Revolutionary Design: A History of Russian Constructivism
The advent of the machine in the nineteenth-century had such significance that the subsequent years can legitimately be termed the Machine Age. Among the great number of cultural changes engendered by this new era was the adoption of a machine aesthetic in the fields of architecture and design. This was of central importance to the Modern Movement as it provided a means by which its practitioners could engage with what they regarded as the spirit of the age.
The practical use of the machine aesthetic is best illustrated by the Russian Constructivist movement. It is perhaps surprising that an aesthetic deriving from the machine - the foundation of capitalism - could flourish in the political climate following the Communist Revolution of 1917. Adolf Loos’ idea of the machine as labour-saving device was, of course, central in resolving this dilemma, as was the social liberation and classnessness revealed by Van Doesburg and Moholy-Nagy. Also instrumental, no doubt, was the fact that, in this era, Russia was still largely a rural, peasant country possessing no heavy industry. The negative aspects of the machine would therefore have been less obvious than the myths of its glorious effects.
The Red Worker, 1920
In this climate of rural poverty and political fervour, the machine seemed capable of transforming society, and the aesthetic became the perfect metaphor for revolution and nation-wide progress. Since this made the aesthetic an invaluable resource for Communist propaganda, many of the leading designers were commissioned to create works that mythologised the revolution. For example, Kotscherguin contributed a Communist poster to an issue of The Red Worker in 1920. Here, an army of revolutionaries is matching with red banners held aloft. The skyline is composed entirely of the dynamic shapes of factories, while the vast sun is drawn as a whirring cog. Penny Sparke has observed the widespread use of the cog and wheel as ‘graphic icons to suggest how the machine would transform society.’ Further examples include Vavara Stepanova’s dynamic textile and clothing designs, such as those completed for LEF magazine in 1923. In the same issue, her husband Rodchenko exhibited logo designs which invoked the iconography of airplanes.
LEF magazine, 1923
The propaganda function was soon recognised by the government, and agencies were set up to cultivate it. Proletkult, or the Organisation for Proletarian Culture, had been founded in 1906. Now, in the post-revolutionary era, Constructivists were recruited to create the Agit-Prop propaganda trains and boats that toured the country. These were adorned with Modernist graphic design that could spread the revolutionary message to Russia’s largely illiterate population.
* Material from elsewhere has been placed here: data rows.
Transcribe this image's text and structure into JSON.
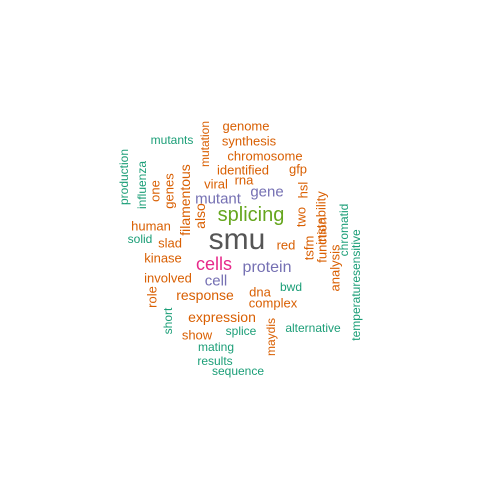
{
  "palette": {
    "teal": "#1b9e77",
    "orange": "#d95f02",
    "purple": "#7570b3",
    "magenta": "#e7298a",
    "green": "#66a61e",
    "gray": "#555555"
  },
  "words": [
    {
      "text": "smu",
      "color": "gray",
      "vertical": false
    },
    {
      "text": "splicing",
      "color": "green",
      "vertical": false
    },
    {
      "text": "cells",
      "color": "magenta",
      "vertical": false
    },
    {
      "text": "protein",
      "color": "purple",
      "vertical": false
    },
    {
      "text": "cell",
      "color": "purple",
      "vertical": false
    },
    {
      "text": "gene",
      "color": "purple",
      "vertical": false
    },
    {
      "text": "mutant",
      "color": "purple",
      "vertical": false
    },
    {
      "text": "genome",
      "color": "orange",
      "vertical": false
    },
    {
      "text": "mutants",
      "color": "teal",
      "vertical": false
    },
    {
      "text": "synthesis",
      "color": "orange",
      "vertical": false
    },
    {
      "text": "chromosome",
      "color": "orange",
      "vertical": false
    },
    {
      "text": "identified",
      "color": "orange",
      "vertical": false
    },
    {
      "text": "rna",
      "color": "orange",
      "vertical": false
    },
    {
      "text": "gfp",
      "color": "orange",
      "vertical": false
    },
    {
      "text": "viral",
      "color": "orange",
      "vertical": false
    },
    {
      "text": "human",
      "color": "orange",
      "vertical": false
    },
    {
      "text": "solid",
      "color": "teal",
      "vertical": false
    },
    {
      "text": "slad",
      "color": "orange",
      "vertical": false
    },
    {
      "text": "kinase",
      "color": "orange",
      "vertical": false
    },
    {
      "text": "red",
      "color": "orange",
      "vertical": false
    },
    {
      "text": "involved",
      "color": "orange",
      "vertical": false
    },
    {
      "text": "dna",
      "color": "orange",
      "vertical": false
    },
    {
      "text": "bwd",
      "color": "teal",
      "vertical": false
    },
    {
      "text": "response",
      "color": "orange",
      "vertical": false
    },
    {
      "text": "complex",
      "color": "orange",
      "vertical": false
    },
    {
      "text": "expression",
      "color": "orange",
      "vertical": false
    },
    {
      "text": "show",
      "color": "orange",
      "vertical": false
    },
    {
      "text": "splice",
      "color": "teal",
      "vertical": false
    },
    {
      "text": "alternative",
      "color": "teal",
      "vertical": false
    },
    {
      "text": "mating",
      "color": "teal",
      "vertical": false
    },
    {
      "text": "results",
      "color": "teal",
      "vertical": false
    },
    {
      "text": "sequence",
      "color": "teal",
      "vertical": false
    },
    {
      "text": "production",
      "color": "teal",
      "vertical": true
    },
    {
      "text": "influenza",
      "color": "teal",
      "vertical": true
    },
    {
      "text": "one",
      "color": "orange",
      "vertical": true
    },
    {
      "text": "genes",
      "color": "orange",
      "vertical": true
    },
    {
      "text": "filamentous",
      "color": "orange",
      "vertical": true
    },
    {
      "text": "also",
      "color": "orange",
      "vertical": true
    },
    {
      "text": "mutation",
      "color": "orange",
      "vertical": true
    },
    {
      "text": "two",
      "color": "orange",
      "vertical": true
    },
    {
      "text": "hsl",
      "color": "orange",
      "vertical": true
    },
    {
      "text": "tsfm",
      "color": "orange",
      "vertical": true
    },
    {
      "text": "function",
      "color": "orange",
      "vertical": true
    },
    {
      "text": "instability",
      "color": "orange",
      "vertical": true
    },
    {
      "text": "analysis",
      "color": "orange",
      "vertical": true
    },
    {
      "text": "chromatid",
      "color": "teal",
      "vertical": true
    },
    {
      "text": "temperaturesensitive",
      "color": "teal",
      "vertical": true
    },
    {
      "text": "role",
      "color": "orange",
      "vertical": true
    },
    {
      "text": "short",
      "color": "teal",
      "vertical": true
    },
    {
      "text": "maydis",
      "color": "orange",
      "vertical": true
    }
  ]
}
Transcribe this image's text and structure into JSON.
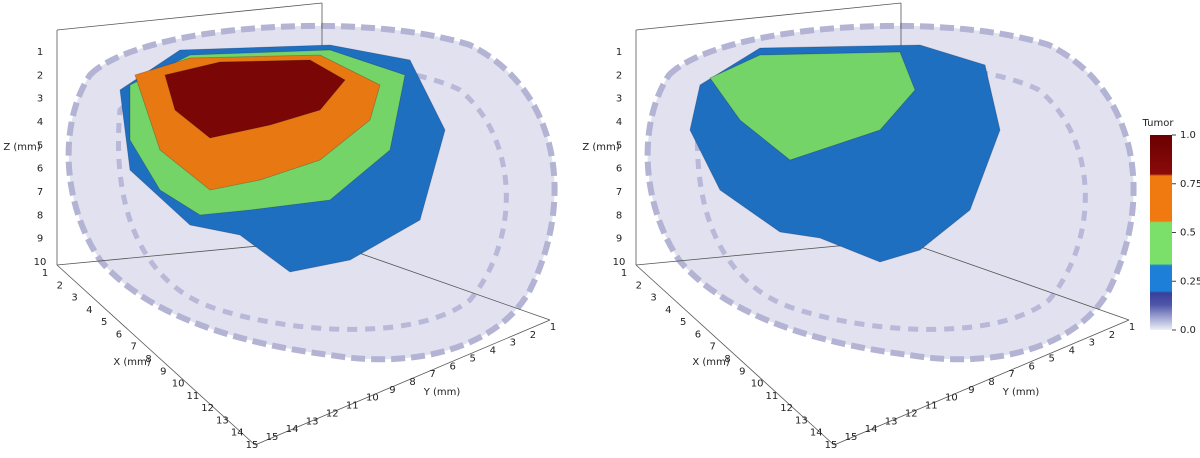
{
  "panels": [
    {
      "z_axis": {
        "label": "Z (mm)",
        "ticks": [
          "1",
          "2",
          "3",
          "4",
          "5",
          "6",
          "7",
          "8",
          "9",
          "10"
        ]
      },
      "x_axis": {
        "label": "X (mm)",
        "ticks": [
          "1",
          "2",
          "3",
          "4",
          "5",
          "6",
          "7",
          "8",
          "9",
          "10",
          "11",
          "12",
          "13",
          "14",
          "15"
        ]
      },
      "y_axis": {
        "label": "Y (mm)",
        "ticks": [
          "1",
          "2",
          "3",
          "4",
          "5",
          "6",
          "7",
          "8",
          "9",
          "10",
          "11",
          "12",
          "13",
          "14",
          "15"
        ]
      }
    },
    {
      "z_axis": {
        "label": "Z (mm)",
        "ticks": [
          "1",
          "2",
          "3",
          "4",
          "5",
          "6",
          "7",
          "8",
          "9",
          "10"
        ]
      },
      "x_axis": {
        "label": "X (mm)",
        "ticks": [
          "1",
          "2",
          "3",
          "4",
          "5",
          "6",
          "7",
          "8",
          "9",
          "10",
          "11",
          "12",
          "13",
          "14",
          "15"
        ]
      },
      "y_axis": {
        "label": "Y (mm)",
        "ticks": [
          "1",
          "2",
          "3",
          "4",
          "5",
          "6",
          "7",
          "8",
          "9",
          "10",
          "11",
          "12",
          "13",
          "14",
          "15"
        ]
      }
    }
  ],
  "colorbar": {
    "title": "Tumor",
    "ticks": [
      "1.0",
      "0.75",
      "0.5",
      "0.25",
      "0.0"
    ]
  }
}
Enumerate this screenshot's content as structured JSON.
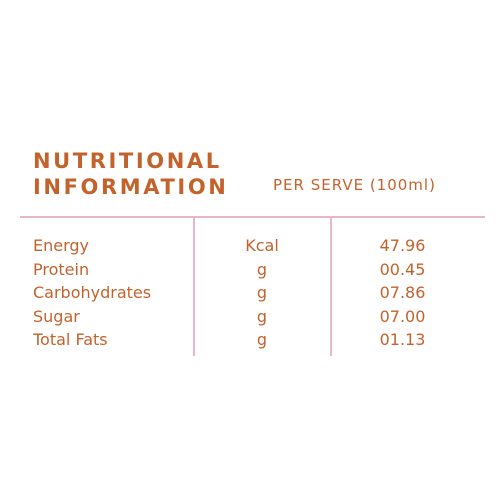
{
  "label": {
    "title_line1": "NUTRITIONAL",
    "title_line2": "INFORMATION",
    "per_serve": "PER SERVE (100ml)",
    "rows": [
      {
        "name": "Energy",
        "unit": "Kcal",
        "value": "47.96"
      },
      {
        "name": "Protein",
        "unit": "g",
        "value": "00.45"
      },
      {
        "name": "Carbohydrates",
        "unit": "g",
        "value": "07.86"
      },
      {
        "name": "Sugar",
        "unit": "g",
        "value": "07.00"
      },
      {
        "name": "Total Fats",
        "unit": "g",
        "value": "01.13"
      }
    ]
  },
  "colors": {
    "text": "#c4622c",
    "rule": "#e8b6cb",
    "background": "#ffffff"
  }
}
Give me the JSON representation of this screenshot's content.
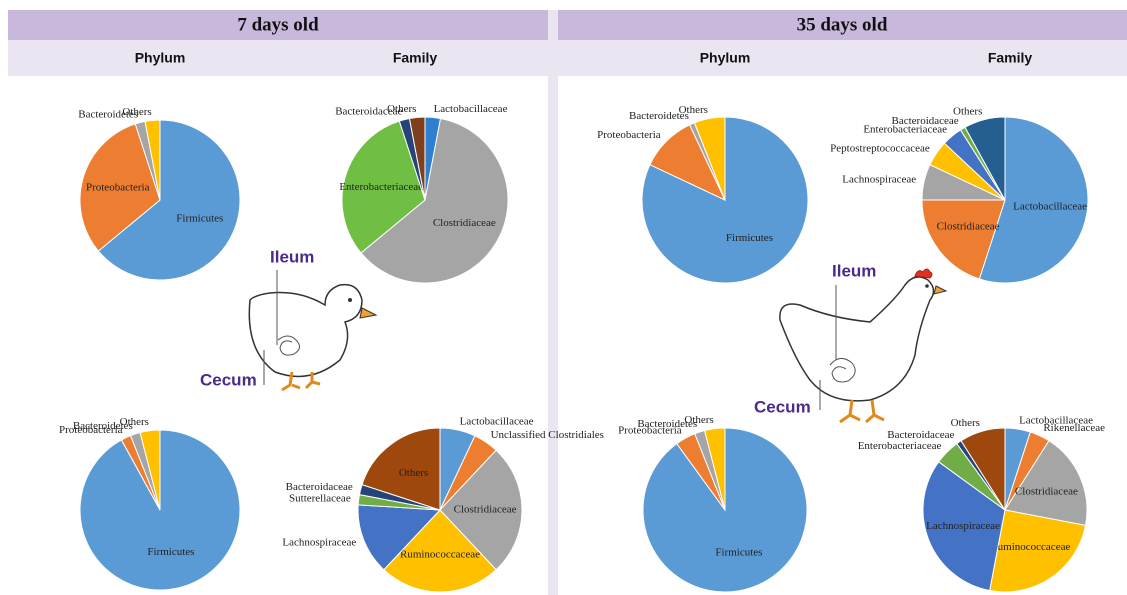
{
  "panels": [
    {
      "title": "7 days old",
      "columns": [
        "Phylum",
        "Family"
      ],
      "labels": [
        "Ileum",
        "Cecum"
      ]
    },
    {
      "title": "35 days old",
      "columns": [
        "Phylum",
        "Family"
      ],
      "labels": [
        "Ileum",
        "Cecum"
      ]
    }
  ],
  "chart_data": [
    {
      "type": "pie",
      "categories": [
        "Firmicutes",
        "Proteobacteria",
        "Bacteroidetes",
        "Others"
      ],
      "values": [
        64,
        31,
        2,
        3
      ],
      "colors": [
        "#5b9bd5",
        "#ed7d31",
        "#a5a5a5",
        "#ffc000"
      ]
    },
    {
      "type": "pie",
      "categories": [
        "Lactobacillaceae",
        "Clostridiaceae",
        "Enterobacteriaceae",
        "Bacteroidaceae",
        "Others"
      ],
      "values": [
        3,
        61,
        31,
        2,
        3
      ],
      "colors": [
        "#2f7fd0",
        "#a5a5a5",
        "#70bf44",
        "#264478",
        "#7f3f1f"
      ]
    },
    {
      "type": "pie",
      "categories": [
        "Firmicutes",
        "Proteobacteria",
        "Bacteroidetes",
        "Others"
      ],
      "values": [
        92,
        2,
        2,
        4
      ],
      "colors": [
        "#5b9bd5",
        "#ed7d31",
        "#a5a5a5",
        "#ffc000"
      ]
    },
    {
      "type": "pie",
      "categories": [
        "Lactobacillaceae",
        "Unclassified Clostridiales",
        "Clostridiaceae",
        "Ruminococcaceae",
        "Lachnospiraceae",
        "Sutterellaceae",
        "Bacteroidaceae",
        "Others"
      ],
      "values": [
        7,
        5,
        26,
        24,
        14,
        2,
        2,
        20
      ],
      "colors": [
        "#5b9bd5",
        "#ed7d31",
        "#a5a5a5",
        "#ffc000",
        "#4472c4",
        "#70ad47",
        "#264478",
        "#9e480e"
      ]
    },
    {
      "type": "pie",
      "categories": [
        "Firmicutes",
        "Proteobacteria",
        "Bacteroidetes",
        "Others"
      ],
      "values": [
        82,
        11,
        1,
        6
      ],
      "colors": [
        "#5b9bd5",
        "#ed7d31",
        "#a5a5a5",
        "#ffc000"
      ]
    },
    {
      "type": "pie",
      "categories": [
        "Lactobacillaceae",
        "Clostridiaceae",
        "Lachnospiraceae",
        "Peptostreptococcaceae",
        "Enterobacteriaceae",
        "Bacteroidaceae",
        "Others"
      ],
      "values": [
        55,
        20,
        7,
        5,
        4,
        1,
        8
      ],
      "colors": [
        "#5b9bd5",
        "#ed7d31",
        "#a5a5a5",
        "#ffc000",
        "#4472c4",
        "#70ad47",
        "#255e91"
      ]
    },
    {
      "type": "pie",
      "categories": [
        "Firmicutes",
        "Proteobacteria",
        "Bacteroidetes",
        "Others"
      ],
      "values": [
        90,
        4,
        2,
        4
      ],
      "colors": [
        "#5b9bd5",
        "#ed7d31",
        "#a5a5a5",
        "#ffc000"
      ]
    },
    {
      "type": "pie",
      "categories": [
        "Lactobacillaceae",
        "Rikenellaceae",
        "Clostridiaceae",
        "Ruminococcaceae",
        "Lachnospiraceae",
        "Enterobacteriaceae",
        "Bacteroidaceae",
        "Others"
      ],
      "values": [
        5,
        4,
        19,
        25,
        32,
        5,
        1,
        9
      ],
      "colors": [
        "#5b9bd5",
        "#ed7d31",
        "#a5a5a5",
        "#ffc000",
        "#4472c4",
        "#70ad47",
        "#264478",
        "#9e480e"
      ]
    }
  ]
}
Significantly, this situation did not only involve the government manipulating design to its own ends; many of the artists and designers were equally committed to the idea that they could serve the new society. The Constructivist movement was so named because its members saw it as their task to ‘construct’ the environment for a new society in the same way that engineers constructed bridges and so on. Proletkult promoted the unity of science, industry, and art: Vladimir Tatlin, for example, believed design was linked to engineering, and saw the designer as an anonymous worker building for society. Tatlin’s Monument to the Third International (1919-20) reflects this ethos.
Monument to the Third International, 1919-20
This projection for a 400m tall tower (only a scaled-down model was built) clearly represents the union of art and construction – its sculptural form of two intertwining spirals and a soaring diagonal component is rendered in a lattice construction suggestive of engineering. As well as resembling a machine, the tower actually functioned as one: it featured four transparent volumes that rotated at different speeds (yearly, monthly, daily and hourly). These were intended to house government offices for legislation, administration, information and cinematic projection.